Jaa


So what's the deal with this whole C# 3.0 / Linq thingy?

I've been mulling over the best way to talk about the new C# 3.0 stuff we've been working on.  I presented the post on how you could use the new C# 3.0 features to go beyond the basic query functionality we've been targetting it at.  The was to help give an appreciation about how we've added strong query support through the addition of several new smaller features that can be used for more than query (although that's the formost area that we're trying to attack).  However, i then realized that it was somewhat interesting that i would present the post on "what *else* you can do with C# 3.0" before anyone even had idea of what you "could" did with C# 3.0 first.

I could do a fairly detailed drill down of the new C# features, but i actually thought a more holistic approach would be better in this case.  So i'm actually going to talk about the general problem space we're confronting, and i'll try to provide some running examples to help carry me through this.
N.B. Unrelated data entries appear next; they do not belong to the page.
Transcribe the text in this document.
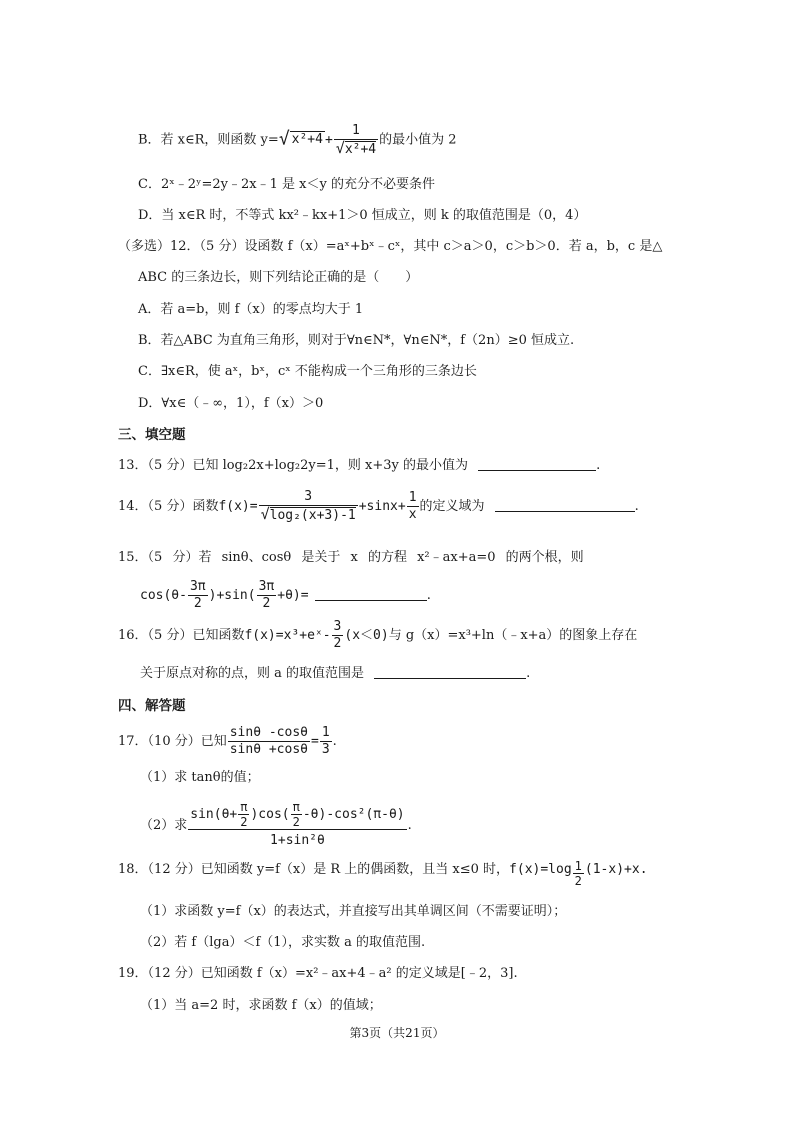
B．若 x∈R，则函数 y=√ $x^2+4 + \frac{1}{\text{√x²+4}}$ 的最小值为 2
C．2ˣ﹣2ʸ=2y﹣2x﹣1 是 x＜y 的充分不必要条件
D．当 x∈R 时，不等式 kx²﹣kx+1＞0 恒成立，则 k 的取值范围是（0，4）
（多选）12．（5 分）设函数 f（x）=aˣ+bˣ﹣cˣ，其中 c＞a＞0，c＞b＞0．若 a，b，c 是△
ABC 的三条边长，则下列结论正确的是（　　）
A．若 a=b，则 f（x）的零点均大于 1
B．若△ABC 为直角三角形，则对于∀n∈N*，∀n∈N*，f（2n）≥0 恒成立.
C．∃x∈R，使 aˣ，bˣ，cˣ 不能构成一个三角形的三条边长
D．∀x∈（﹣∞，1），f（x）＞0
三、填空题
13．（5 分）已知 log₂2x+log₂2y=1，则 x+3y 的最小值为	.
14．（5 分）函数$f(x)= \frac{3}{\text{√log₂(x+3)-1}} +\sin x+ \frac{1}{x}$ 的定义域为	.
15．（5 分）若 sinθ、cosθ 是关于 x 的方程 x²﹣ax+a=0 的两个根，则
$\cos(\theta- \frac{3\pi}{2} )+\sin( \frac{3\pi}{2} +\theta)=$	.
16．（5 分）已知函数f(x)=x³+eˣ- $\frac{3}{2} (x<0)$与 g（x）=x³+ln（﹣x+a）的图象上存在
关于原点对称的点，则 a 的取值范围是	.
四、解答题
17．（10 分）已知 $\frac{\sin\theta -\cos\theta}{\sin\theta +\cos\theta} = \frac{1}{3}$ .
（1）求 tanθ的值；
（2）求 $\frac{\sin(\theta+ \frac{\pi}{2} )\cos( \frac{\pi}{2} -\theta)-\cos^2(\pi-\theta)}{\text{1+sin²θ}}$ .
18．（12 分）已知函数 y=f（x）是 R 上的偶函数，且当 x≤0 时，$f(x)=\log \frac{1}{2} (1-x)+x$.
（1）求函数 y=f（x）的表达式，并直接写出其单调区间（不需要证明）；
（2）若 f（lga）＜f（1），求实数 a 的取值范围.
19．（12 分）已知函数 f（x）=x²﹣ax+4﹣a² 的定义域是[﹣2，3].
（1）当 a=2 时，求函数 f（x）的值域；
第3页（共21页）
So what is Linq?  Well, Linq is the culmination of a number of techniques we're producing to help deal with the large disconnect between data programming and general purpose programming languages. Linq stands for Language INtegrated Query, and simply put, it's about taking query, set operations and transforms and making them first class concepts in the .Net world.  This means making them available in the CLR, in .Net programming languages, and in the APIs that you're going to be using to program against data in the future.  Through all this you can get a completely unified query experience against objects, XML, and relational data.  i.e. the most common forms of data that will appear in your application.  And, what's best, if you happen to have your own form of data that doesn't fit into those different models, then you can use our extensible system to target that model as well.  After all, our XML and relational data access models (called XLinq and DLinq respectively) are just APIs built on top of the core Linq infrastructure.  As such, i'm not going to dive too deeply into those specific models.  I'm going to let the individual teams who are responsible for that (and who know those APIs far more intimately) to give you all the information at their disposal.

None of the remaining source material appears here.